School Voucher Plan Moves to the Floor of the House
Opponents are demonstrating and calling Republican lawmakers up
By Brant Bingamon, Fri., April 11, 2025

Rep. James Talarico went to one of his better voucher arguments at a meeting last week of the Texas House’s public education committee. Talarico asked rhetorically if there is a provision in the voucher bill, Senate Bill 2, to stop wealthy people from receiving taxpayer dollars to send their kids to private school. He used a particular example.
“Elon Musk is a Texas resident, so would he theoretically be eligible to apply for these funds?” Talarico asked the author of the voucher bill, Republican Rep. Brad Buckley.
“Yes,” Buckley said.
Talarico noted that Musk has 14 children. “Eight of them are under school age. So let’s say he gets a voucher for each of those eight children. That’s over $80,000 a year in taxpayer funds, more than what most teachers make. So if he sent them to a private school from pre-K to senior year, that’s a total of $1.2 million in taxpayer funds for Elon Musk.”
If it was a persuasive argument, it was lost on the Republican members of the committee. An hour later, they voted to advance SB 2 to the floor of the House along party lines, nine to six. The bill is expected to be debated in the House next week.
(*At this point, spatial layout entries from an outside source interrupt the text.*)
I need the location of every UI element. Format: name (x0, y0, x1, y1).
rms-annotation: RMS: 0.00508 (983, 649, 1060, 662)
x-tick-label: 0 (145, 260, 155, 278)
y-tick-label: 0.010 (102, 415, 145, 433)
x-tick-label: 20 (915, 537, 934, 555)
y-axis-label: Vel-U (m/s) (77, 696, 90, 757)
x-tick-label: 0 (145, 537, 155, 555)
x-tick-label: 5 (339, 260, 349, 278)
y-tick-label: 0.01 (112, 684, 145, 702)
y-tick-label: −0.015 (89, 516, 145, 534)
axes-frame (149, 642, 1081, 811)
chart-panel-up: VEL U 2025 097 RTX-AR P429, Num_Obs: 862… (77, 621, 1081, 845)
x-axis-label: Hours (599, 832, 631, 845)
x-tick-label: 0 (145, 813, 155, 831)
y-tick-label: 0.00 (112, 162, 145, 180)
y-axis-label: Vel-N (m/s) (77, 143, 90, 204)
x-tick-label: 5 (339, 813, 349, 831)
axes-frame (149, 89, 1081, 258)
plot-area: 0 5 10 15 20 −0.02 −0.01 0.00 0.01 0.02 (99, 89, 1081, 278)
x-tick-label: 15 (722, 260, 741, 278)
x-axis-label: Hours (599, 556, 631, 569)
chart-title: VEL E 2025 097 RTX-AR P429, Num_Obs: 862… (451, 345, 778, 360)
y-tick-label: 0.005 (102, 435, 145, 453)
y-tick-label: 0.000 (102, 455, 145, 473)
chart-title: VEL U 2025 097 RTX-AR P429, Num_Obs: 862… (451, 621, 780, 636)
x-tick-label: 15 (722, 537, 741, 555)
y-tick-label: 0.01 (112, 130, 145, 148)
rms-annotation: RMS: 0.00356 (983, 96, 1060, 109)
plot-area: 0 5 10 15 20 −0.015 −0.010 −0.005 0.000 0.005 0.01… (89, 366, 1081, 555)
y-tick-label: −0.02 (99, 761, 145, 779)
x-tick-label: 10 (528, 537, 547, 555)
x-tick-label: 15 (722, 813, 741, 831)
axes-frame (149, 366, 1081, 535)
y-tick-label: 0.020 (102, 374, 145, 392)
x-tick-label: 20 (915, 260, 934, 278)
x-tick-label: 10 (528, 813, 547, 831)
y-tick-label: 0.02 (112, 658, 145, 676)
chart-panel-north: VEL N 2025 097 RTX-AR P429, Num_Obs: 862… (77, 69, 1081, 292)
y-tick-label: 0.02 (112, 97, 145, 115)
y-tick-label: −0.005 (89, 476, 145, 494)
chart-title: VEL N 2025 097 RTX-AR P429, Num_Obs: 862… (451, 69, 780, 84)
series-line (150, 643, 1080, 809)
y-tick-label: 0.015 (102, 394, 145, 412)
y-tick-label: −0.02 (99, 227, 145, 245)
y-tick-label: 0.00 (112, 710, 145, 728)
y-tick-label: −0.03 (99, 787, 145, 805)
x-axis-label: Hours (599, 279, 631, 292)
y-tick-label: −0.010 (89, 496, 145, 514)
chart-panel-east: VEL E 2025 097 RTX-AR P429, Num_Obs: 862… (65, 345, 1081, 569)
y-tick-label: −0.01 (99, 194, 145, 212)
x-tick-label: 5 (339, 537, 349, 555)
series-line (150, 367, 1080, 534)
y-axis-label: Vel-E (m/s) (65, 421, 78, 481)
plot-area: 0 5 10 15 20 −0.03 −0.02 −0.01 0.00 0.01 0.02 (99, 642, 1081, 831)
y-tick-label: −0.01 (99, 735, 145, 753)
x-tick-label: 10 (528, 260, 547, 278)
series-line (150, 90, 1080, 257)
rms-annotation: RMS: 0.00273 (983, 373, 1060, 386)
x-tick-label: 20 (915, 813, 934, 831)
If passed, SB 2 will allow families in Texas to receive at least $10,000 of taxpayer money per year, per kid, for use in private schooling. The money would be paid into bank accounts, known as education savings accounts, managed by for-profit companies. The bill allocates $1 billion in taxes for the program in its first two years but includes provisions for rapid expansion afterward. The state estimates vouchers would cost about $4.4 billion per year by 2030.
The public education committee members made several changes to the previous version of the bill, adding a provision to allow only U.S. citizens or those in the country lawfully to receive voucher money, seemingly a response to conservative criticism that undocumented immigrants could take advantage of the proposal. The revised bill also temporarily limits the number of wealthy families that could receive vouchers to 20% of the program’s billion dollar budget, but just for its first two years. Thereafter, billionaires would have full access to it.
The representatives also voted to move HB 2, the school funding bill, to the House floor with a couple of important additions. The new HB 2 increases the basic allotment, the amount of money the state provides to school districts per student, from the previous figure of $220 to $395. The bill also automatically increases the allotment every two years, something school advocates have long sought, by indexing it to rises in property values.
However, public education supporters want a much larger increase to the basic allotment. At the Save Texas Schools rally held on the south steps of the Capitol on Saturday, they demanded that lawmakers increase the allotment by $1,300 per student and vote down vouchers.
About 100 supporters joined the local school union, Education Austin, to march to the rally from Kealing Middle School. Union President Ken Zarafis made brief remarks before they departed. “This legislature thought that they had vouchers done,” Zarafis said. “This governor thought it was a done deal when the session started. It’s not done, it’s not passed. Why? Because people are fighting.”
At the rally, the marchers joined over 3,000 demonstrators there for the Save Texas Schools rally (before the larger Hands Off! Protest of the Trump administration), according to rally organizer Allen Weeks. They heard from elected officials, including U.S. Reps. Lloyd Doggett and Greg Casar, Texas Reps. Vikki Goodwin, Donna Howard, James Talarico, and Erin Zwiener, and school district employees and teachers, who urged them to continue calling the offices of the Republicans who may be persuadable on vouchers.
Daphne Hoffacker of the Austin Council of PTAs is organizing local school supporters to make the calls. Last Friday, she sent out contact information for 25 Republican representatives who are believed to be anti-voucher or on the fence. Voucher opponents need 14 of them to vote no if they are to defeat the proposal.
“SB 2 is not an inevitability,” Hoffacker said. “We have the power. There are more of us than there are of them. We still see lots of courage in Texas, we still see representatives out there who are willing to put their constituents and their public schools ahead of their state leaders’ priorities.”